The disillusioning thing is that this man, believe it or not, the same who delivered Friday evening's guff, graduated from Harvard College, in good standing, about thirty-two years ago. Perhaps those who have repeatedly told us that educated men should go into politics were on the wrong track. Not that intelligent youth should shy from public service. Not that the problems of government are too narrow to challenge the gifted. But that, judging from our eminent example, and from Abraham Lincoln, perhaps brains and character are more important than, and not essential to, education, good family, and wealth.
Mr. Roosevelt came of a good family; he had wealth; he passed through the best and most expensive education in the country. After twentynine years, he found himself in a position where the richest and most powerful nation in the world was at his feet, begging for leadership, for strength, for intelligence. He yielded to the intrenched stupidity of special interests; to capital he gave monopoly, to labor he gave crooked unionism and class bitterness. Only borrowing on a back-breaking scale floated the country off the rocks of disaster.
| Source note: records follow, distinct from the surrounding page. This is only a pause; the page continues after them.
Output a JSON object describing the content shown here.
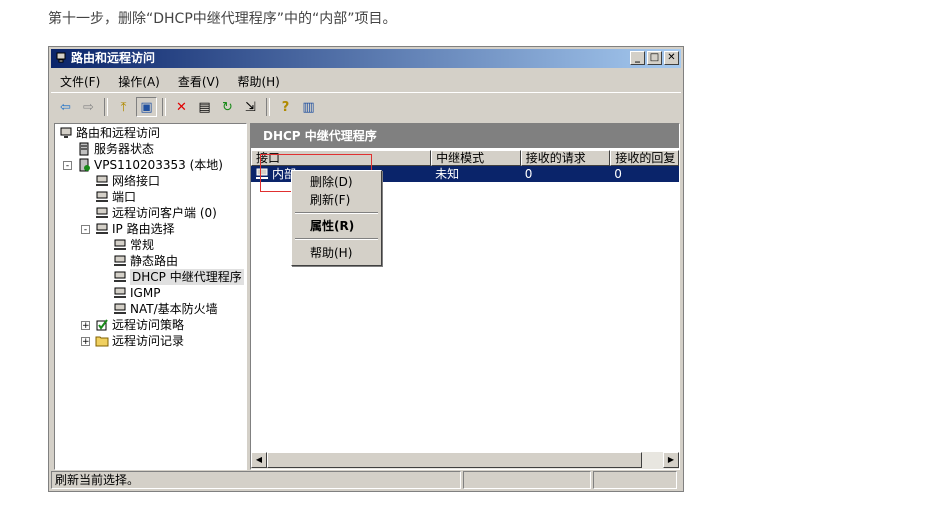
{
  "caption": "第十一步，删除“DHCP中继代理程序”中的“内部”项目。",
  "window": {
    "title": "路由和远程访问",
    "controls": {
      "minimize": "_",
      "maximize": "□",
      "close": "✕"
    }
  },
  "menubar": [
    {
      "label": "文件(F)"
    },
    {
      "label": "操作(A)"
    },
    {
      "label": "查看(V)"
    },
    {
      "label": "帮助(H)"
    }
  ],
  "toolbar": [
    {
      "icon": "back-arrow-icon",
      "glyph": "⇦"
    },
    {
      "icon": "forward-arrow-icon",
      "glyph": "⇨"
    },
    {
      "icon": "up-folder-icon",
      "glyph": "⤒"
    },
    {
      "icon": "show-hide-tree-icon",
      "glyph": "▣"
    },
    {
      "icon": "delete-icon",
      "glyph": "✕"
    },
    {
      "icon": "properties-icon",
      "glyph": "▤"
    },
    {
      "icon": "refresh-icon",
      "glyph": "↻"
    },
    {
      "icon": "export-list-icon",
      "glyph": "⇲"
    },
    {
      "icon": "help-icon",
      "glyph": "?"
    },
    {
      "icon": "action-pane-icon",
      "glyph": "▥"
    }
  ],
  "tree": [
    {
      "label": "路由和远程访问",
      "icon": "computer-icon"
    },
    {
      "label": "服务器状态",
      "icon": "server-status-icon"
    },
    {
      "label": "VPS110203353 (本地)",
      "icon": "server-icon",
      "expander": "-"
    },
    {
      "label": "网络接口",
      "icon": "network-interface-icon"
    },
    {
      "label": "端口",
      "icon": "ports-icon"
    },
    {
      "label": "远程访问客户端 (0)",
      "icon": "remote-clients-icon"
    },
    {
      "label": "IP 路由选择",
      "icon": "ip-routing-icon",
      "expander": "-"
    },
    {
      "label": "常规",
      "icon": "general-icon"
    },
    {
      "label": "静态路由",
      "icon": "static-routes-icon"
    },
    {
      "label": "DHCP 中继代理程序",
      "icon": "dhcp-relay-icon"
    },
    {
      "label": "IGMP",
      "icon": "igmp-icon"
    },
    {
      "label": "NAT/基本防火墙",
      "icon": "nat-firewall-icon"
    },
    {
      "label": "远程访问策略",
      "icon": "policy-icon",
      "expander": "+"
    },
    {
      "label": "远程访问记录",
      "icon": "folder-icon",
      "expander": "+"
    }
  ],
  "pane": {
    "title": "DHCP 中继代理程序",
    "columns": [
      "接口",
      "中继模式",
      "接收的请求",
      "接收的回复"
    ],
    "rows": [
      {
        "cells": [
          "内部",
          "未知",
          "0",
          "0"
        ]
      }
    ]
  },
  "context_menu": {
    "delete": "删除(D)",
    "refresh": "刷新(F)",
    "properties": "属性(R)",
    "help": "帮助(H)"
  },
  "scrollbar": {
    "left_arrow": "◀",
    "right_arrow": "▶"
  },
  "status": {
    "text": "刷新当前选择。"
  },
  "colors": {
    "title_start": "#0a246a",
    "title_end": "#a6caf0",
    "selection": "#0a246a",
    "highlight_box": "#e03030"
  }
}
Let us not perhaps propose the repeal of all Roosevelt's measures, although the A.A.A., the Guffey Act, the Wagner Labor Bill, the Social Security Act, and the Neutrality Law might go with great good effect. But let us, above all, repeal unreliability and treachery and flibbety-gibbety in government; let us, next fall, repeal the Roosevelt Presidency. In the midst of our great Three Hundredth Anniversary Celebration let the presence of this man serve as a useful antidote to the natural overemphasis of Harvard's successes.